With that, let me thank for the discussion. I feel like we’re just spinning our wheels here.
“If you don’t like it, why don’t you just leave!”
That’s just dumb. Why go to all the trouble of leaving the whole country when I can just bitch about it here? I’m accomplishing a lot at Hit & Run. Making a real difference. My day will come!
The Boy Scouts is not a particularly religious organization, and certainly not a sectarian one. It allows people of any faith to join, whether they believe in the Christian God or the Voodoo gods, the Hindu gods or the Shinto gods – in fact, any god or gods you like with the only exception being people who aren’t sure about that whole god thing.
This is also a policy of the American organization, but not the British, Canadian, Australian, French, German, Russian, etc. organizations. Maybe the Iranian Boy Scouts discriminate against non-believers. I don’t know.
Yeah, I think some of these people think boy scouts get together to pray and condemn homosexuals, ergo, why would the atheistic gays want any part of it.
I did the scout thing for a few months when I was a kid and don’t remember any shit about jesus or gays ever being mentioned. It’s funny too, because one of the kids that stayed in the scouts the longest(in high school) ended up being gay. He was, and still is, interested in the outdoors, and as far as I can tell, he didn’t join up to rape little Johhny Snowflake.

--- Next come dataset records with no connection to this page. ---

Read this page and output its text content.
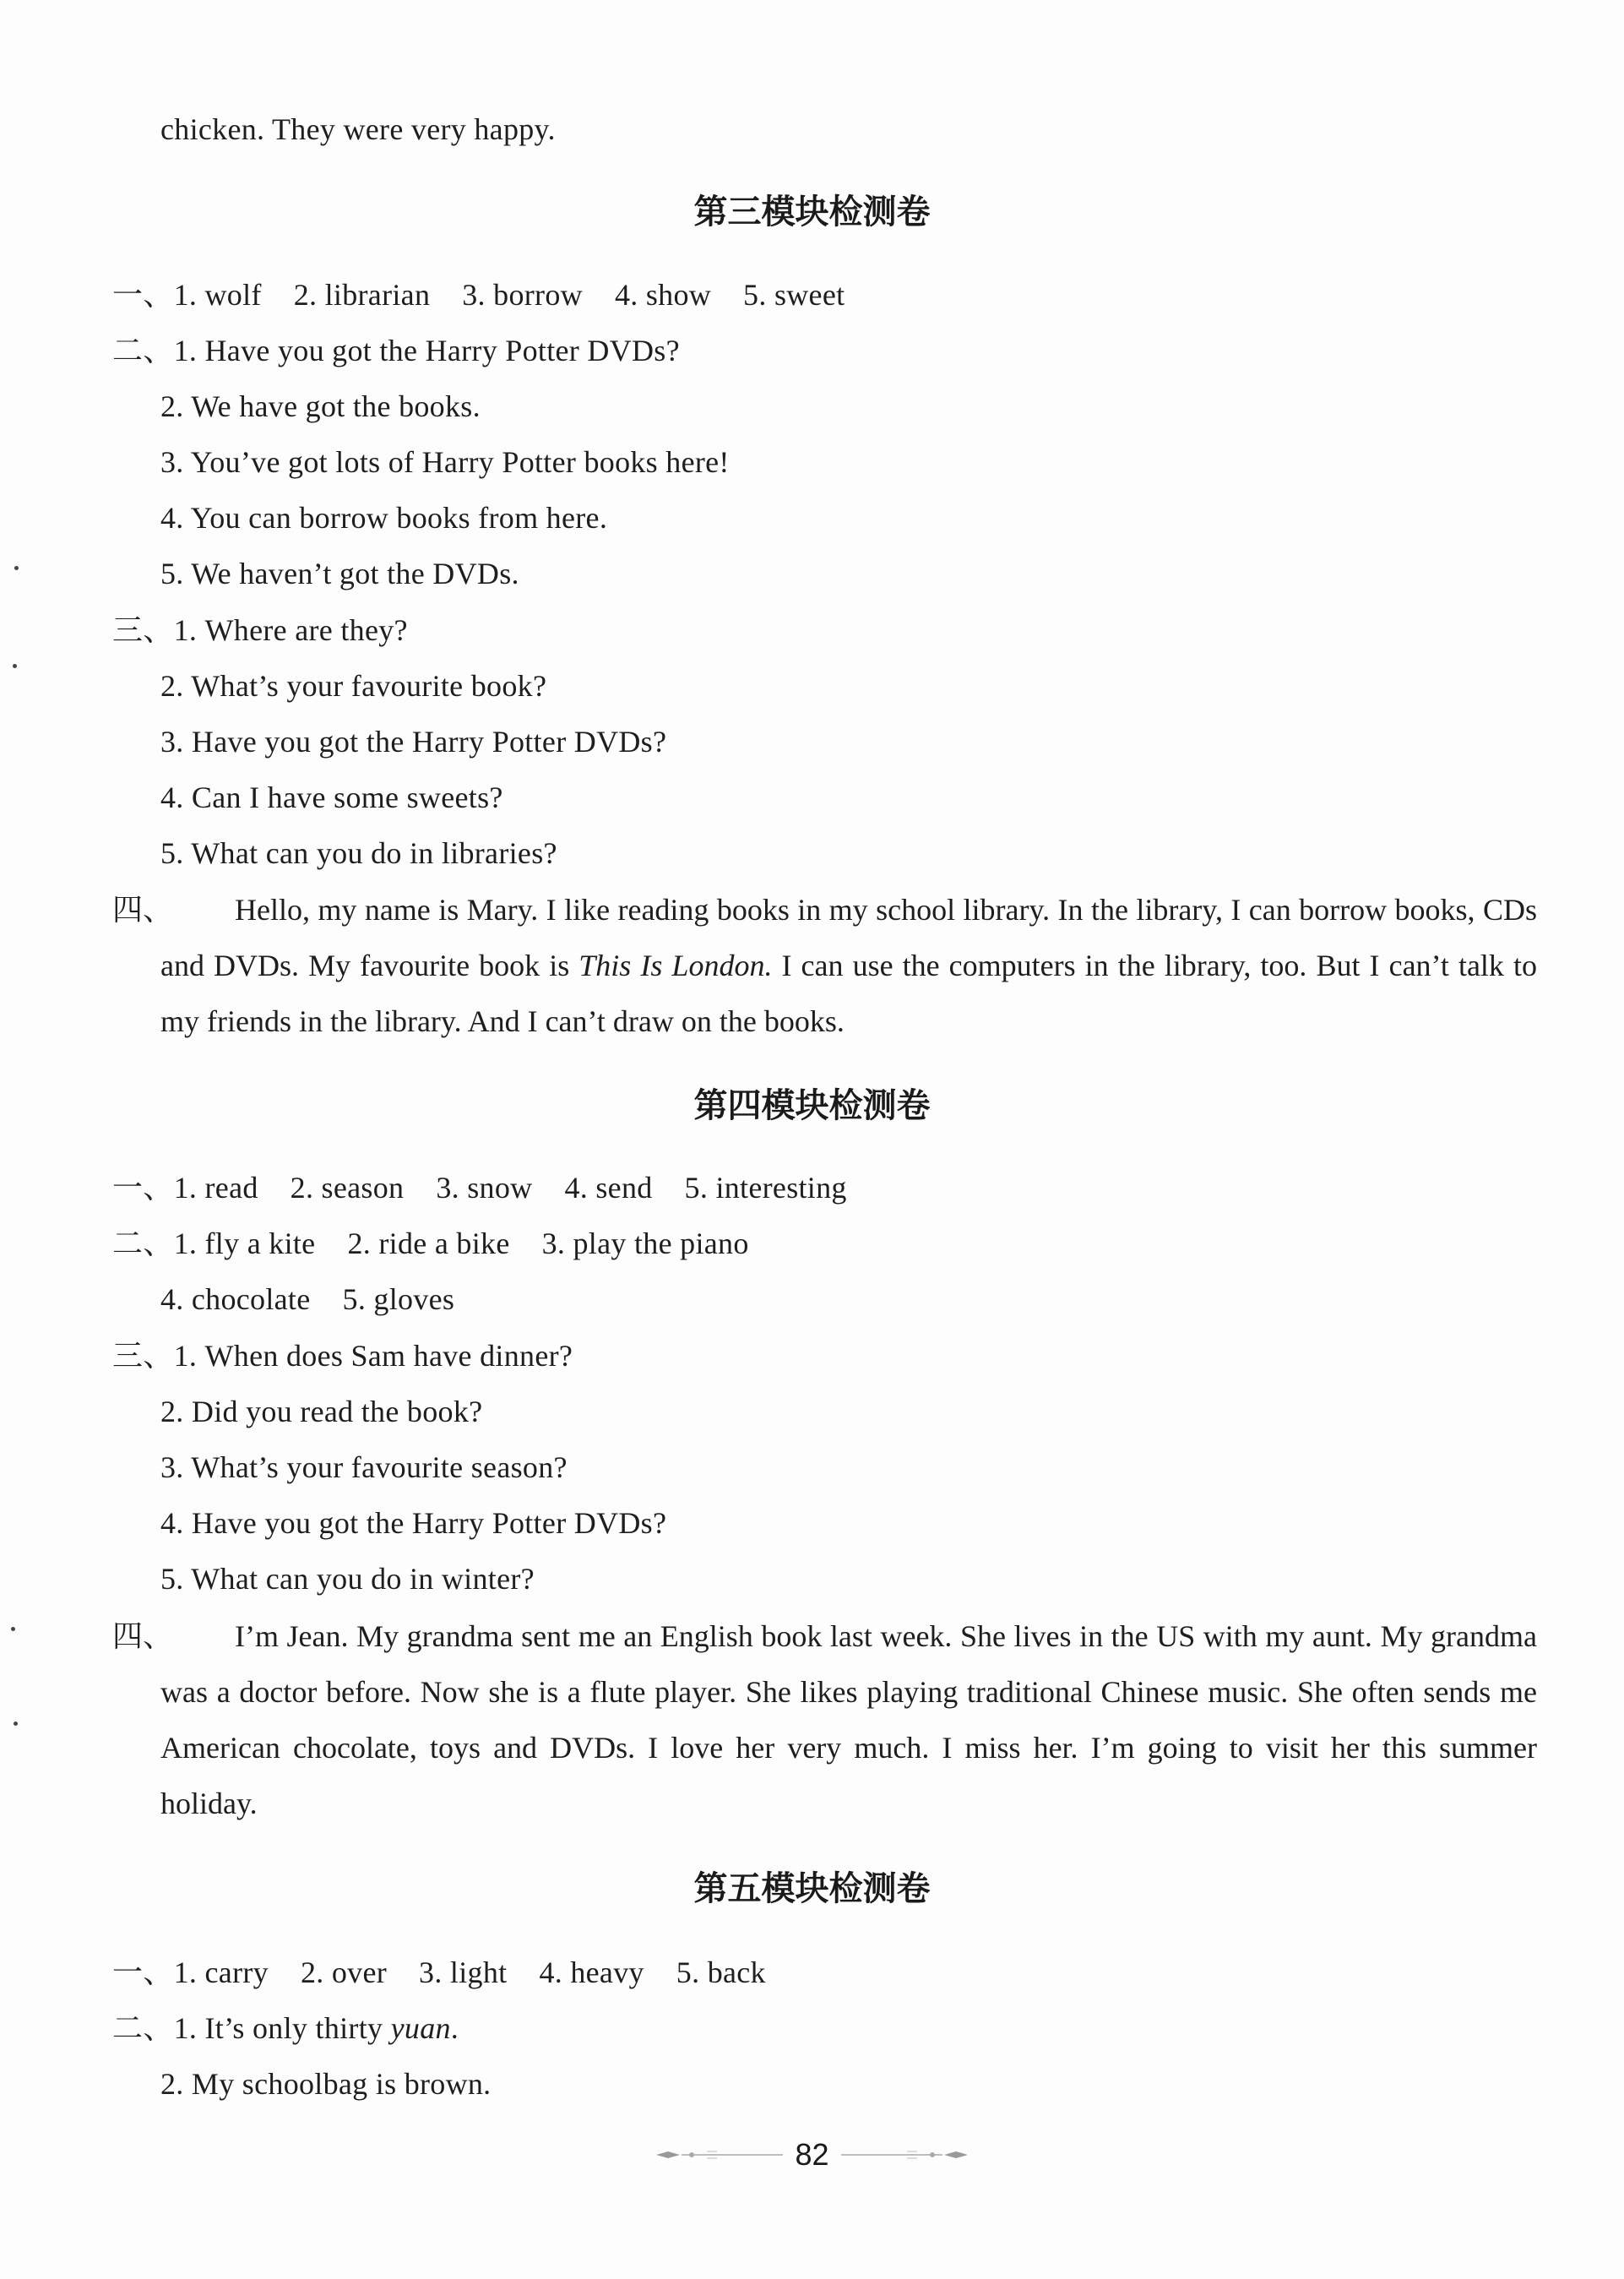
chicken. They were very happy.
第三模块检测卷
一、1. wolf 2. librarian 3. borrow 4. show 5. sweet
二、1. Have you got the Harry Potter DVDs?
2. We have got the books.
3. You’ve got lots of Harry Potter books here!
4. You can borrow books from here.
5. We haven’t got the DVDs.
三、1. Where are they?
2. What’s your favourite book?
3. Have you got the Harry Potter DVDs?
4. Can I have some sweets?
5. What can you do in libraries?
四、 Hello, my name is Mary. I like reading books in my school library. In the library, I can borrow books, CDs and DVDs. My favourite book is This Is London. I can use the computers in the library, too. But I can’t talk to my friends in the library. And I can’t draw on the books.
第四模块检测卷
一、1. read 2. season 3. snow 4. send 5. interesting
二、1. fly a kite 2. ride a bike 3. play the piano
4. chocolate 5. gloves
三、1. When does Sam have dinner?
2. Did you read the book?
3. What’s your favourite season?
4. Have you got the Harry Potter DVDs?
5. What can you do in winter?
四、 I’m Jean. My grandma sent me an English book last week. She lives in the US with my aunt. My grandma was a doctor before. Now she is a flute player. She likes playing traditional Chinese music. She often sends me American chocolate, toys and DVDs. I love her very much. I miss her. I’m going to visit her this summer holiday.
第五模块检测卷
一、1. carry 2. over 3. light 4. heavy 5. back
二、1. It’s only thirty yuan.
2. My schoolbag is brown.
82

Morons. Groundhog day. Watch a seasonal appropriate movie once in awhile.
The Boy Scouts organization disapproves of homosexuality. They are a private organization. It is their right, as a group of free individuals, to choose who they admit to their membership.
Does libertarianism stand for freedom for those whom its pundits approve of? Are some animals more equal than others?
If you disagree with the Boys Scouts, then don’t join.
Not everyone has to accept you or like you. You don’t have a right to demand that.
Gillespie is wrong, not the Boy Scouts. (By the way, a quick Google search reveals that the organization is the Boy Scouts, not the Boys Scouts.)
The Boy Scouts have the right not to admit gay men, and other people have the right not to associate with the organization because of it, and to speak publicly about why they made that choice. As long as neither side gets the government involved to shut down the other (and to the government’s credit, when one side did the courts shut *them* down), there’s no problem.
You absolutely have the right to demand that. They don’t have to comply with your demand. Not too hard to understand.
So. Epi.
Gay? Not Gay?
I guess Gilliespe missed the part about morally straight. Fortunately the various Scout organizations (troops) are not bound to follow the lead of the National Board. In my opinion, the board should be tossed out and a new one elected that will follow the tenets of scouting.
If any of you libertarians actually think being gay is being “morally straight” go ahead and flame me. I couldn’t care less what you think.
Being gay or not is irrelevant to being morally straight. Morality is about how you treat other people.
Is it moral to use the state to force other people to accept your behavior?
really very nice post.
Mr. Gillespie, as far as your boys are concerned, I think you threw the baby out with the bathwater. I hope you had a reasonable alternative.
Permitting homosexual men positions of leadership over ephebic boys worked so well for the Catholics, why wouldn’t the BSOA replicate the practice?